I resented this author for making me care so much about a story set in a genre I hate, with two of the most human characters I've ever encountered. The voices are devastatingly, heartbreakingly, triumphantly genuine.
The ending is satisfying. No spoilers here. Leading up to it, I wondered strongly how it could possibly be okay. A cheesy sort of "Surprise, everything's okay!" twist? An artsy ending with no resolution? Bleak and horrible, unbearable and unendurable in its condemnation of hope? None of these. Hopeful, and triumphant. Like I said, satisfying.
This author made me genuinely care about characters in a genre I hate, twice. Not sure I can forgive him for that. But I sure as hell am gonna pick up that next zombie book of his, The Dark Knight. I'm even paying money for it, for zombie trash. I'm not sure how to feel about that. But I've trusted him this far, may as well finish the ride. Maybe I'll hate this one and be free to loathe the genre again.

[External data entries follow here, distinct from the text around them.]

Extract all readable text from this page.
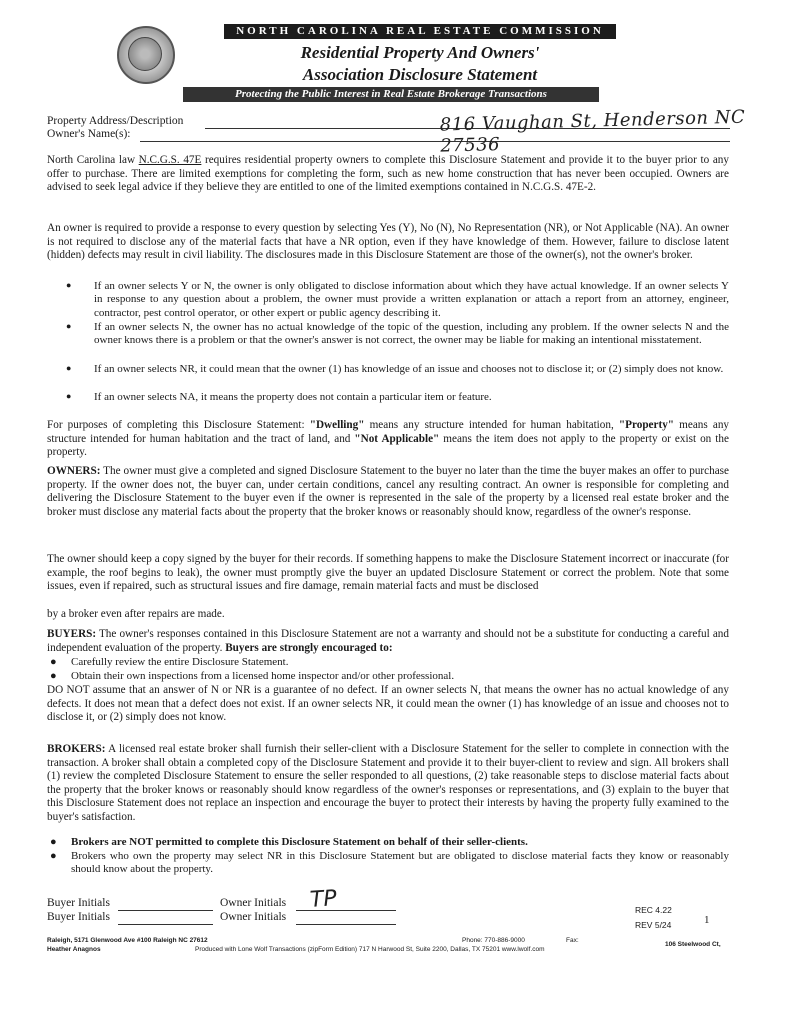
NORTH CAROLINA REAL ESTATE COMMISSION
Residential Property And Owners'
Association Disclosure Statement
Protecting the Public Interest in Real Estate Brokerage Transactions
Property Address/Description
Owner's Name(s):	816 Vaughan St, Henderson NC 27536
North Carolina law N.C.G.S. 47E requires residential property owners to complete this Disclosure Statement and provide it to the buyer prior to any offer to purchase. There are limited exemptions for completing the form, such as new home construction that has never been occupied. Owners are advised to seek legal advice if they believe they are entitled to one of the limited exemptions contained in N.C.G.S. 47E-2.
An owner is required to provide a response to every question by selecting Yes (Y), No (N), No Representation (NR), or Not Applicable (NA). An owner is not required to disclose any of the material facts that have a NR option, even if they have knowledge of them. However, failure to disclose latent (hidden) defects may result in civil liability. The disclosures made in this Disclosure Statement are those of the owner(s), not the owner's broker.
●	If an owner selects Y or N, the owner is only obligated to disclose information about which they have actual knowledge. If an owner selects Y in response to any question about a problem, the owner must provide a written explanation or attach a report from an attorney, engineer, contractor, pest control operator, or other expert or public agency describing it.
●	If an owner selects N, the owner has no actual knowledge of the topic of the question, including any problem. If the owner selects N and the owner knows there is a problem or that the owner's answer is not correct, the owner may be liable for making an intentional misstatement.
●	If an owner selects NR, it could mean that the owner (1) has knowledge of an issue and chooses not to disclose it; or (2) simply does not know.
●	If an owner selects NA, it means the property does not contain a particular item or feature.
For purposes of completing this Disclosure Statement: "Dwelling" means any structure intended for human habitation, "Property" means any structure intended for human habitation and the tract of land, and "Not Applicable" means the item does not apply to the property or exist on the property.
OWNERS: The owner must give a completed and signed Disclosure Statement to the buyer no later than the time the buyer makes an offer to purchase property. If the owner does not, the buyer can, under certain conditions, cancel any resulting contract. An owner is responsible for completing and delivering the Disclosure Statement to the buyer even if the owner is represented in the sale of the property by a licensed real estate broker and the broker must disclose any material facts about the property that the broker knows or reasonably should know, regardless of the owner's response.
The owner should keep a copy signed by the buyer for their records. If something happens to make the Disclosure Statement incorrect or inaccurate (for example, the roof begins to leak), the owner must promptly give the buyer an updated Disclosure Statement or correct the problem. Note that some issues, even if repaired, such as structural issues and fire damage, remain material facts and must be disclosed
by a broker even after repairs are made.
BUYERS: The owner's responses contained in this Disclosure Statement are not a warranty and should not be a substitute for conducting a careful and independent evaluation of the property. Buyers are strongly encouraged to:
●	Carefully review the entire Disclosure Statement.
●	Obtain their own inspections from a licensed home inspector and/or other professional.
DO NOT assume that an answer of N or NR is a guarantee of no defect. If an owner selects N, that means the owner has no actual knowledge of any defects. It does not mean that a defect does not exist. If an owner selects NR, it could mean the owner (1) has knowledge of an issue and chooses not to disclose it, or (2) simply does not know.
BROKERS: A licensed real estate broker shall furnish their seller-client with a Disclosure Statement for the seller to complete in connection with the transaction. A broker shall obtain a completed copy of the Disclosure Statement and provide it to their buyer-client to review and sign. All brokers shall (1) review the completed Disclosure Statement to ensure the seller responded to all questions, (2) take reasonable steps to disclose material facts about the property that the broker knows or reasonably should know regardless of the owner's responses or representations, and (3) explain to the buyer that this Disclosure Statement does not replace an inspection and encourage the buyer to protect their interests by having the property fully examined to the buyer's satisfaction.
●	Brokers are NOT permitted to complete this Disclosure Statement on behalf of their seller-clients.
●	Brokers who own the property may select NR in this Disclosure Statement but are obligated to disclose material facts they know or reasonably should know about the property.
Buyer Initials	Owner Initials TP
Buyer Initials	Owner Initials
REC 4.22
REV 5/24	1
Raleigh, 5171 Glenwood Ave #100 Raleigh NC 27612
Heather Anagnos
Phone: 770-886-9000	Fax:
Produced with Lone Wolf Transactions (zipForm Edition) 717 N Harwood St, Suite 2200, Dallas, TX 75201 www.lwolf.com
106 Steelwood Ct,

Complete zombie apocalypse tale told ex post facto in three acts by voice, journal and interview relating what essentially becomes a twisted love story. Plight of woman was told in jarring fashion speaking into a cell phone, running for her life while medicating with large quantities of booze evidenced by passages like, "(Male Voice) Floor it! Straight into the mall! (Explosion) (Chain Gun) VOICE MEMO 26 Jason, we're inside the mall now,,," Jason himself has a harrowing if exhaustive encounter with the dead written in journal fashion as he climbs the tower to evade becoming a victim to cannibals, later taking a train cross country while loosing members of his army escort one by one and climaxing in an all-out desperate attempt to stop a wave of zombies headed their way in California (Loved the passage "Could you read this and tell me if I deserve to die?") Finishes with a flourish (not going to say how less I spoil it) but let's just say I'll never think about Sam Cooke's song "Wonderful World" in the same way after reading this book. Very good read and I did enjoy!